Dr. Fudala says the combined agent may be especially useful for patients who do not have extremely high levels of addiction and for younger individuals, who typically have a shorter abuse history and may be using smaller amounts of an addictive substance. "We're seeing younger and younger heroin addicts these days," says Dr. Fudala. "It may be a good initial treatment for them, either as a medical detoxification or, if necessary, as a longer term treatment. We'll have a better understanding of this as we gain more experience." Another suitable population may be addicted professionals, including those in health care, who could be motivated to seek treatment in the privacy of a physician's office setting.

Buprenorphine's suitability for office-based prescribing is based on its pharmacologic profile. Like methadone, buprenorphine activates opiate receptors, but its effects level off as the patient takes higher and higher doses; this reduces the likelihood of dangerous side effects such as severe respiratory depression. The addition of naloxone reduces the potential for abuse by illicit injection: If a combination tablet is crushed and injected by a heroin-addicted individual in an attempt to intensify buprenorphine's euphoric effect, naloxone kicks in to induce the symptoms of opiate withdrawal. Finally, buprenorphine has a relatively long duration of action and causes comparatively mild withdrawal discomfort on cessation, affording flexibility in dosing regimens and a margin of convenience for patients and physicians.
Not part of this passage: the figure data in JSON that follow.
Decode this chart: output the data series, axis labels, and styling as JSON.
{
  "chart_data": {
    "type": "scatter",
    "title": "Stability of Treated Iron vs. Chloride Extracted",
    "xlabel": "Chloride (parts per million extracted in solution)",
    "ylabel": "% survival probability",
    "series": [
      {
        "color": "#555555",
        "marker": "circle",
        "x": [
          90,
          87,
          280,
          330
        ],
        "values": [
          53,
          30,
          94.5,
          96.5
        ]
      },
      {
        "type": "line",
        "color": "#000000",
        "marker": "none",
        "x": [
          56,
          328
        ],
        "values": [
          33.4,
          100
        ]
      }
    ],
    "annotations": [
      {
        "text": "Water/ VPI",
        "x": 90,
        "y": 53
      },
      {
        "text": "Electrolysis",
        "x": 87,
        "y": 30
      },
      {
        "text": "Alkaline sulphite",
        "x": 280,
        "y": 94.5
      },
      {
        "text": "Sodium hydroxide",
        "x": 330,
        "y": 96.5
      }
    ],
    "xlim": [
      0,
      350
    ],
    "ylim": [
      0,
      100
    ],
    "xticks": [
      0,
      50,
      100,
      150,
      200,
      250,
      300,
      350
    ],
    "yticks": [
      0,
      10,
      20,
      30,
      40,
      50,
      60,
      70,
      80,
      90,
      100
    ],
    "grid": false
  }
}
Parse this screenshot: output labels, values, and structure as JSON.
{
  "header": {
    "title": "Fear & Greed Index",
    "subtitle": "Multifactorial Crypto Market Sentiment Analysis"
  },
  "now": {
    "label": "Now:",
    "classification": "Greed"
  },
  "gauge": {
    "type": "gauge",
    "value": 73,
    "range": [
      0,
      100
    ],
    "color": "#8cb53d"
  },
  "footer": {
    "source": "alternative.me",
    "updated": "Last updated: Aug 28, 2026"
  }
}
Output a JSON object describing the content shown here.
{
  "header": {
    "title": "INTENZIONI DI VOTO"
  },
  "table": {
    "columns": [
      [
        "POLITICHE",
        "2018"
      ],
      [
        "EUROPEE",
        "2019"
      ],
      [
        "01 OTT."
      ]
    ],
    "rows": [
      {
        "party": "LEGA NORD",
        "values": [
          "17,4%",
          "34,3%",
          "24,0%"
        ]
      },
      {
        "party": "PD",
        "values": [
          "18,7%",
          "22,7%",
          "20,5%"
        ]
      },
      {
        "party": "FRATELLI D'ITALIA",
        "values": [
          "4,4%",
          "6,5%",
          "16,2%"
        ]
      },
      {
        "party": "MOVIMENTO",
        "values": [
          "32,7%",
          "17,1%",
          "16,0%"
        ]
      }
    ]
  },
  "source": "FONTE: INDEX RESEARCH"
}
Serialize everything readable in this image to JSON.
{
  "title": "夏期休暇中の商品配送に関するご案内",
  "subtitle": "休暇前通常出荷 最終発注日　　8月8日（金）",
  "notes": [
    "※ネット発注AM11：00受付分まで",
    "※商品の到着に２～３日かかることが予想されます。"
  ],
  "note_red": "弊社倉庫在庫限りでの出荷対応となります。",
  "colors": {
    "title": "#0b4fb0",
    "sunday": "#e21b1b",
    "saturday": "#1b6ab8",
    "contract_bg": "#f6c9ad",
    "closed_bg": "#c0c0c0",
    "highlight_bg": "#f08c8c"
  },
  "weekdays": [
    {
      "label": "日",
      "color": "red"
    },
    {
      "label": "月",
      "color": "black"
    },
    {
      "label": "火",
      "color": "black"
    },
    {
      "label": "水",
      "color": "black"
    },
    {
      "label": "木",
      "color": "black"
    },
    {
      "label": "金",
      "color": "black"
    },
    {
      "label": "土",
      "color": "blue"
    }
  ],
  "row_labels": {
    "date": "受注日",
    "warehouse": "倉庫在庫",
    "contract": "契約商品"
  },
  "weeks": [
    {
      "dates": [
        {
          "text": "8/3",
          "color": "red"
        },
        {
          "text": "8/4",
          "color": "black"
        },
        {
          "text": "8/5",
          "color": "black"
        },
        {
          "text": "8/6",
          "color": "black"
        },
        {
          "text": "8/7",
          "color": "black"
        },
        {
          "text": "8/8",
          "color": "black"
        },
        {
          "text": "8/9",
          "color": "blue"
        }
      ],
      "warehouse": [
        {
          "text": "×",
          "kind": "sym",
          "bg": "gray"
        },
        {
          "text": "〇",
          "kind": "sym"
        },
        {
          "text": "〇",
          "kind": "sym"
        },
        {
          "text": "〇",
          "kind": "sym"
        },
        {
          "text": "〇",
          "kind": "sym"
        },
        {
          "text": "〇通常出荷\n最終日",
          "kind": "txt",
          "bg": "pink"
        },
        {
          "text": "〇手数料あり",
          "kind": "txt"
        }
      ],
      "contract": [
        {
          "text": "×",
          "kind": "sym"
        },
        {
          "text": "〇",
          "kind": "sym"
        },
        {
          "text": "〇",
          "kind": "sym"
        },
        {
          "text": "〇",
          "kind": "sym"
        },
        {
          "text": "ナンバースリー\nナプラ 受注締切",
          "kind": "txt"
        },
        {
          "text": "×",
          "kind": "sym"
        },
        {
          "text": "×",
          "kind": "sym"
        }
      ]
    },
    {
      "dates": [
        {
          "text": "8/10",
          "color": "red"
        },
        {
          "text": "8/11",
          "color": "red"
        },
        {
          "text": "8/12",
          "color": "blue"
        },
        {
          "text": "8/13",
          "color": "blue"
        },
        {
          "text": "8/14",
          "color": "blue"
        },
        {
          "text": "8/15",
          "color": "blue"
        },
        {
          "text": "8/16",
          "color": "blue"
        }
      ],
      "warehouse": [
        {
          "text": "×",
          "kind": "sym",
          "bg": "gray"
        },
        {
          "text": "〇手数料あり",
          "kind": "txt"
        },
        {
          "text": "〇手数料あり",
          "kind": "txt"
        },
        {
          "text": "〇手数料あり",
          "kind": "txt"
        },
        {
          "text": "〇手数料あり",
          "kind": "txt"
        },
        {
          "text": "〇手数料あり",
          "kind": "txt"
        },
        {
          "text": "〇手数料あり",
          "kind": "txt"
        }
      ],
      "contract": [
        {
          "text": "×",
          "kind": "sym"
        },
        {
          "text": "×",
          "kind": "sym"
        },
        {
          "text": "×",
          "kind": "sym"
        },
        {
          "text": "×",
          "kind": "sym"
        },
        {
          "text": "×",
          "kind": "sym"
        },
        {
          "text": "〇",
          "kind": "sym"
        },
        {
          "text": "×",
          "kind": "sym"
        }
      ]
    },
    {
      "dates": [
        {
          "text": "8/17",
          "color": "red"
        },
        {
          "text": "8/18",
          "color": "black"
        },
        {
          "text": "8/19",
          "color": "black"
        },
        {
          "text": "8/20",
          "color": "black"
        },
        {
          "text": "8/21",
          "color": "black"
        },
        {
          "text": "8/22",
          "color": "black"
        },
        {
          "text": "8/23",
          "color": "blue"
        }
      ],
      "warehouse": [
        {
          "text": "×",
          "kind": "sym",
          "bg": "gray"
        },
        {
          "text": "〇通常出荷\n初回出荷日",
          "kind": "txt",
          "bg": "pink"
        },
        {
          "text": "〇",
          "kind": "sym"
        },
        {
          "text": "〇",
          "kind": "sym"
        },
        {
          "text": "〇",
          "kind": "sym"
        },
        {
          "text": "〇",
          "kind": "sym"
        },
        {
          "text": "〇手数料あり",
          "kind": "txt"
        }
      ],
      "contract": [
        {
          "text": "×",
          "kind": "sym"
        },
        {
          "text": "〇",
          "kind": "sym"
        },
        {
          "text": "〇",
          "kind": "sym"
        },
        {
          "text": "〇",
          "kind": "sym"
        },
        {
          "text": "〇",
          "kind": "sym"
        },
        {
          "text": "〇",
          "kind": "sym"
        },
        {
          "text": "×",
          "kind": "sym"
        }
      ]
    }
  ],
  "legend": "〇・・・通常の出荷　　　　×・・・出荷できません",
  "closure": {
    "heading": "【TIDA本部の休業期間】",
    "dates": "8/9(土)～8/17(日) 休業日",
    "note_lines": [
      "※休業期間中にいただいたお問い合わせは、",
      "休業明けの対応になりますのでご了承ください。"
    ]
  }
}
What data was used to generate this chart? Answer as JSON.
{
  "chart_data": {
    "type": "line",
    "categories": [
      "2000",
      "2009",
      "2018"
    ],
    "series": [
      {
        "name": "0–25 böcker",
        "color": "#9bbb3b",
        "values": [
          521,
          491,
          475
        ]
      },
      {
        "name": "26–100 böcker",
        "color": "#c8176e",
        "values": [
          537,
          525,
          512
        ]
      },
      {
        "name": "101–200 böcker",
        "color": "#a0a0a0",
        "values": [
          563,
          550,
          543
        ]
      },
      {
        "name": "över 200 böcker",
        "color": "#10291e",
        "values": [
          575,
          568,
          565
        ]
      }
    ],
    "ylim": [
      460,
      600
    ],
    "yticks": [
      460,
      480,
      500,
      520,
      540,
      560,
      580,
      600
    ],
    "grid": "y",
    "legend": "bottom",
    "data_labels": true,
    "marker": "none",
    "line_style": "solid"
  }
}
As of March 2004, 3,951 U.S. physicians were eligible to prescribe buprenorphine. Of that group, 2,848 were granted waivers of a Federal requirement for previous experience in addiction medicine. This number is growing, according to Dr. Vocci. "We had estimated that about 6,000 physicians would eventually take the training and get the waiver. So we're at about 50 percent," he says. At this time, he notes, certified physicians are restricted to treating no more than 30 patients. In October 2005, 3 years from the approval of the new drug combination, the Department of Health and Human Services and the Drug Enforcement Administration will evaluate the program and possibly adjust the restrictions. The overall picture, however, is positive, says Dr. Vocci. "Very little diversion has been reported with this new combination," he says.


Fudala, P.J., et al. Office-based treatment of opiate addiction with a sublingual-tablet formulation of buprenorphine and naloxone. New England Journal of Medicine 349(10):949-958, 2003.